To see or not to see (a cross)
Like Soile Lautsi, I too would like 'my children' to grow up in a secular society made up of free-thinking people rather than sheep and shepherds. Unlike her, however, I think the European Court of Human Rights's ruling on crosses is an ass. It is...
Like Soile Lautsi, I too would like 'my children' to grow up in a secular society made up of free-thinking people rather than sheep and shepherds. Unlike her, however, I think the European Court of Human Rights's ruling on crosses is an ass. It is sanctimonious and based on misunderstandings of how religious representations work.
I happen to be writing from Cambridge, where standard practice is to say Grace, in Latin, at formal meals. By way of some fieldwork for my readers, yesterday night I asked the don who had just said Grace, and who is known to be as religious as a pigeon on a bell tower, if he felt like a hypocrite.
His answer was that he didn't, that hypocrisy implies wilful pretence and deceit. I then asked why pray to a God one doesn't believe in. He said he hadn't really prayed to anyone, just uttered an arcane formula of sounds that embedded him in an 800-year-old tradition (in the case of Cambridge). It helps that Grace is said in Latin, of course, in the sense that it contributes to the divorce between utterance and meaning.
I find this a fairly refreshing approach to religion. If anything, it takes things a little less seriously and questions the belief that symbols always have to mean, and imply, something much bigger. They don't.
It would be wrong to assume that just because someone mutters something in Latin, they are likely to turn the other cheek, try to walk on water, or hand over their inheritance to the poor. Likewise, it is wrong to think that crosses in classrooms imply the indoctrination of children into a set of beliefs.
As a child and later teenager, I spent most of my waking life in Church schools. We were surrounded by crosses and religious imagery of all shapes and sizes. And yet, I cannot remember a single time when one of us actually turned to a cross and prayed, except, of course, in the school chapel.

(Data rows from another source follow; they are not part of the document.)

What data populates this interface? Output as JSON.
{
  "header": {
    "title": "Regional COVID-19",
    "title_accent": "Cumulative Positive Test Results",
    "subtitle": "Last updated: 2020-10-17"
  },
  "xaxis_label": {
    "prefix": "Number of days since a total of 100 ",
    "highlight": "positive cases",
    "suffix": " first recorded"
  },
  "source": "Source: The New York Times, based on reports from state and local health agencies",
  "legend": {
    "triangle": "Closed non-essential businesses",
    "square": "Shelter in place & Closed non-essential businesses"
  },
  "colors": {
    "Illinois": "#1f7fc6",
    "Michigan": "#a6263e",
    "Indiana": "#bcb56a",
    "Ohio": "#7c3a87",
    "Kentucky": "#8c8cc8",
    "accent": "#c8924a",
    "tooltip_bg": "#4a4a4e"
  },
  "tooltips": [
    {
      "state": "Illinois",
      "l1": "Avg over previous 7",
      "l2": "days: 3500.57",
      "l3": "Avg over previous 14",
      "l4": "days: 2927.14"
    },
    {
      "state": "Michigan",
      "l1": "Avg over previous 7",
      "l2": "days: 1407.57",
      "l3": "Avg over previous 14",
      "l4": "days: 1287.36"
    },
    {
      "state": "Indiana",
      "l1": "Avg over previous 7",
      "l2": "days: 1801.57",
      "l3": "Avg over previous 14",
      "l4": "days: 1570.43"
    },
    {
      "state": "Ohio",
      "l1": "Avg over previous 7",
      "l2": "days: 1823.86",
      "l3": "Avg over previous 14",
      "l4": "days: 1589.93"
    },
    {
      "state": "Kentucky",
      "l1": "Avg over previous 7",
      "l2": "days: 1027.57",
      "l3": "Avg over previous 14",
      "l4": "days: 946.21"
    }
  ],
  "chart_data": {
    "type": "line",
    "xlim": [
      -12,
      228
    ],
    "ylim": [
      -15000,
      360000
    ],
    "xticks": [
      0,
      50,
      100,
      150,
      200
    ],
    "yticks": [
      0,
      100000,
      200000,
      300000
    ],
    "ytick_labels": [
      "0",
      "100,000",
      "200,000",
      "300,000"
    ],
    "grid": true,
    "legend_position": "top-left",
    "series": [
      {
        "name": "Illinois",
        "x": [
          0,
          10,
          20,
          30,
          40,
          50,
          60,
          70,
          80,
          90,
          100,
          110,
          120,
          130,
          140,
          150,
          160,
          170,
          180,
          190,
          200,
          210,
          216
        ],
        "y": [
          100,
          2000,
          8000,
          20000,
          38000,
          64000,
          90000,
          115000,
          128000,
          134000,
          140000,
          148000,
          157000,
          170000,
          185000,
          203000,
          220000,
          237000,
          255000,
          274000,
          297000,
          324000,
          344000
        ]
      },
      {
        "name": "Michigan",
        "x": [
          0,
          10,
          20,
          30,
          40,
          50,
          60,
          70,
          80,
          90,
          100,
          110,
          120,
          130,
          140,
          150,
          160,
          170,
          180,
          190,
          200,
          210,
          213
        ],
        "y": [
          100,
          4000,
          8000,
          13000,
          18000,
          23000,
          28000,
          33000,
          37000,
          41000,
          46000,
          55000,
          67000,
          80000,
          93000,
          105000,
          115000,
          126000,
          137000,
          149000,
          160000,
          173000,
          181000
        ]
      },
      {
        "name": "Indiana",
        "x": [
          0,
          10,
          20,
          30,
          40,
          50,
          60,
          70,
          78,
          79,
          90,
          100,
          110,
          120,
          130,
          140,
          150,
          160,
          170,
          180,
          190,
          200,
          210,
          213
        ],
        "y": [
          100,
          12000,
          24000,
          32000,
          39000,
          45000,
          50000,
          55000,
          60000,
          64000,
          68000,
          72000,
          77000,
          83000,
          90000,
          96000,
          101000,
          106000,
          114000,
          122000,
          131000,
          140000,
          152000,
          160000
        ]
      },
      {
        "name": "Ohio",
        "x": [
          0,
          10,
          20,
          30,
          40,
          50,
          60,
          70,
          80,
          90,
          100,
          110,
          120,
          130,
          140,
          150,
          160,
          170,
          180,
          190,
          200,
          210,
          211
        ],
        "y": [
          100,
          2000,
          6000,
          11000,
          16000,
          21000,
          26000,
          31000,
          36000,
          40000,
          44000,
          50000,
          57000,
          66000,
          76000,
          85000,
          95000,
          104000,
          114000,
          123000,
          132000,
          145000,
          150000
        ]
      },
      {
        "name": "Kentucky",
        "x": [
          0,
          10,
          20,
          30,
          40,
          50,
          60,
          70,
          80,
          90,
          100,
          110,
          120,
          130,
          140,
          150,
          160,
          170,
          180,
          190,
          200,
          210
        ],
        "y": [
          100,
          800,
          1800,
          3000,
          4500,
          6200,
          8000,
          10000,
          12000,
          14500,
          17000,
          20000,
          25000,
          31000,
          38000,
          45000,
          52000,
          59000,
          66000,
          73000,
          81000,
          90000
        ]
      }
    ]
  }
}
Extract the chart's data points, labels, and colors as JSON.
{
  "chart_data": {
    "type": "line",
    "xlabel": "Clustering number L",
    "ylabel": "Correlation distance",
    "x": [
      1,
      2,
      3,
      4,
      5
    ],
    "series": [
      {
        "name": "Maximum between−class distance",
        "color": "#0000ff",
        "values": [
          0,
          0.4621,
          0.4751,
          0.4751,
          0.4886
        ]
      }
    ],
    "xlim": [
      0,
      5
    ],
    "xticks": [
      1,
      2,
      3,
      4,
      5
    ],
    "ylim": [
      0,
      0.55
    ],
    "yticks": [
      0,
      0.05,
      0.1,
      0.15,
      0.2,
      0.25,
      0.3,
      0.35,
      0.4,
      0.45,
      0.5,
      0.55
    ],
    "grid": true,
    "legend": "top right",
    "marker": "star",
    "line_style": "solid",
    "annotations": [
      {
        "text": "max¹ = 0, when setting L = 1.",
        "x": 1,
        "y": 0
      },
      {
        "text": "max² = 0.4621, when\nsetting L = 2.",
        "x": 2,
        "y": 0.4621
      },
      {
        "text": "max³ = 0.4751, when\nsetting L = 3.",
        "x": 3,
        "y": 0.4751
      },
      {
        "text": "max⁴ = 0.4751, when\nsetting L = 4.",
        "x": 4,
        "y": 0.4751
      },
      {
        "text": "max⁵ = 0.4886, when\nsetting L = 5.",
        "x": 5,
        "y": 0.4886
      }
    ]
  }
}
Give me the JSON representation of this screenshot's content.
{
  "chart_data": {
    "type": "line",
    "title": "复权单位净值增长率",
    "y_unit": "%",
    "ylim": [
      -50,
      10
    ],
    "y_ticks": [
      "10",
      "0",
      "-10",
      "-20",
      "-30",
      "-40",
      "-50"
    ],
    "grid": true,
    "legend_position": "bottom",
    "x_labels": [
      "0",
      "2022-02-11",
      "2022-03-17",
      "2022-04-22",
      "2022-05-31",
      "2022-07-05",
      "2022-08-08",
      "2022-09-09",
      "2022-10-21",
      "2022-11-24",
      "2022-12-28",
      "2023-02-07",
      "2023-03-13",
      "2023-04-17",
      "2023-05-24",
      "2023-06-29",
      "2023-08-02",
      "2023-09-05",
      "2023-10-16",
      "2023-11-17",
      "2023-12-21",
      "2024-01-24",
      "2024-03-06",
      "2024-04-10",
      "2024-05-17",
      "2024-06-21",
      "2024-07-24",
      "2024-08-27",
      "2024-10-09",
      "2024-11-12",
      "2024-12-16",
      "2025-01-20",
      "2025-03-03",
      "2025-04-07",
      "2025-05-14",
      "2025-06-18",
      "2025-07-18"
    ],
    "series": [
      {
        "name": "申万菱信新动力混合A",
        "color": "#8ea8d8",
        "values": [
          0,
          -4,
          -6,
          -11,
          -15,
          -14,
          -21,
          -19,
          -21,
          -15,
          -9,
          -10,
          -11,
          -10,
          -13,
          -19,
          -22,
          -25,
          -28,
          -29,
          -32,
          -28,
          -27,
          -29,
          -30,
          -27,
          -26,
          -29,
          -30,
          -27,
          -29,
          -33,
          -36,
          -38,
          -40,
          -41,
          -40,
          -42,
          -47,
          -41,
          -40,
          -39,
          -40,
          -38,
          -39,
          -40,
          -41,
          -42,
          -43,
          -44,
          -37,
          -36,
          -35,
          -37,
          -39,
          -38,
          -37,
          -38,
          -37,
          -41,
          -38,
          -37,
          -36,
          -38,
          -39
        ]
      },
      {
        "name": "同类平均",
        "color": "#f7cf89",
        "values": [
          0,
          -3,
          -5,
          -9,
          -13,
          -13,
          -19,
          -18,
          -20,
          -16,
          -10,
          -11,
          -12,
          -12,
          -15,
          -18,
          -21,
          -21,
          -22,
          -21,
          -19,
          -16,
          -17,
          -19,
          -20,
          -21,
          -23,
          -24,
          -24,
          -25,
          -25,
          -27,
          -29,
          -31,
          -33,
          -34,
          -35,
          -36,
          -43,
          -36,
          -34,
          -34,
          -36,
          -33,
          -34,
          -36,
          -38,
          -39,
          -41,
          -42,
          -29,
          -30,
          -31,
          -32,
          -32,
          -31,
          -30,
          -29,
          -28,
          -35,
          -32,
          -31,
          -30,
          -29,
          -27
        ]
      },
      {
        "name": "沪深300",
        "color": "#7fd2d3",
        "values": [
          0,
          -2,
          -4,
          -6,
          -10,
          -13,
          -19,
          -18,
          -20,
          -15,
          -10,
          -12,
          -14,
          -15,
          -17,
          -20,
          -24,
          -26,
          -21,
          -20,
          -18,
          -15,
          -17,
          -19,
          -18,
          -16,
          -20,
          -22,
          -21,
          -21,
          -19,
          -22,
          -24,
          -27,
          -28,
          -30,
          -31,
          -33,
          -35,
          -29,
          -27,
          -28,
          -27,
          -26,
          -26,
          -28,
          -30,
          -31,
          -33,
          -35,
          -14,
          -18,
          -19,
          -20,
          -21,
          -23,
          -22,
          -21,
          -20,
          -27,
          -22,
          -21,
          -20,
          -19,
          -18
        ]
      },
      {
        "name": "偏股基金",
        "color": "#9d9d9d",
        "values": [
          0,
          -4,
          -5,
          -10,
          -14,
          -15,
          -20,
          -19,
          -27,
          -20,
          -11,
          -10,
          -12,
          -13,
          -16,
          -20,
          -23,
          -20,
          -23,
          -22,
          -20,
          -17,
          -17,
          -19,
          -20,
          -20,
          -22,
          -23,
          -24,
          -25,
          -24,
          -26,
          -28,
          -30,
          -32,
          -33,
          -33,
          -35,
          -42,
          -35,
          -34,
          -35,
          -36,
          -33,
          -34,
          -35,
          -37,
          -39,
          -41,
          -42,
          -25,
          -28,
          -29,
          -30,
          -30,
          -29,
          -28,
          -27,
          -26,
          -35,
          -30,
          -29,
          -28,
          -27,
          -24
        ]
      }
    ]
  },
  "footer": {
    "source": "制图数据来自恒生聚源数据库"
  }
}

Cross or no cross, we somehow recognised classrooms as profane spaces meant for learning, and chapels as sacred spaces meant for praying.
My point is that normal people whose chips are closer to ketchup than to necks, will deal with symbols according to context. At certain times and in certain places they will take them seriously. At others they won't - not out of 'disrespect', but simply because there is a time and place for everything. There are crosses in our law courts, but I wouldn't advise anyone to tell a judge 'judge not lest ye be judged'.
But the wigs at ECHR have no time for menial irrelevancies like discerning schoolchildren and judges. True to the god they depend on, who tends to sneak treaties and legislation past populations, they believe they know best at all times. They also have a terribly moralising understanding of religion.
I call it so because the ECHR seems to assume that symbols should mean something to everyone. I remember a priest who used to tell us that we shouldn't go to Mass unless we understood and meant every word of the Liturgy. That was silly but acceptable, because a priest's job is to moralise. Not so a judge's.
Besides, I honestly can't see how the ruling can work. How on earth is one supposed to insulate people from the visuals of Christianity, in Europe? Bar Indian temple cities and a few other examples, I can hardly think of a visual context so shaped by religious imagery as that of European cities.
The first images that come to mind when one mentions Barcelona, Rome, Zürich, Florence, and the rest, are those of churches. The museums in all of these are bursting at the seams with religious images, and most of their squares are linked to some church parvis.
And yet, contemporary European cities are possibly the most secular and liberal places on earth. Their inhabitants have drawn the distinction. Unfortunately, they're now being patronised into believing they could never do so.
I have so far been jovial in my argument. However, the consequences of encouraging people to take symbols seriously can be nasty as well as counterproductive. What usually happens is that the boundaries of reason that usually exist around symbols (the ones that allow a judge to do their job while standing before a cross) begin to get fuzzy.
The ECHR ruling is not even about Malta, and we've already seen the declaration of several crusades on the online comment boards. As I write, a 'Dun Pawl' seems to be pushing for some sort of Night of the Bright Lights on the feast of Christ the King.
The argument goes well beyond Malta and this individual ECHR case. Later this month, for example, the Swiss will be asked to vote in a referendum on mosques. Specifically, the issue is whether or not to give permission for the building of minarets, which many hold would alter the skylines of Swiss cities.
The implication is clear. Many feel that altering the visuals of the city (the Stadtbild) means tampering with notions of identity, rooted as they are in Christian European tradition. Funnily enough, among the most vociferous are types who have never bothered very much with steeples.
People like Lautsi who can't stomach the sight of a cross are rather like the authors of the Church proposals for the 'restoration' of feasts. They think that religious images exist for a single purpose, i.e. to lead the flocks to God. Strange bedfellows indeed - but then religious fervour, whether for or against, does tend to cloud one's judgment.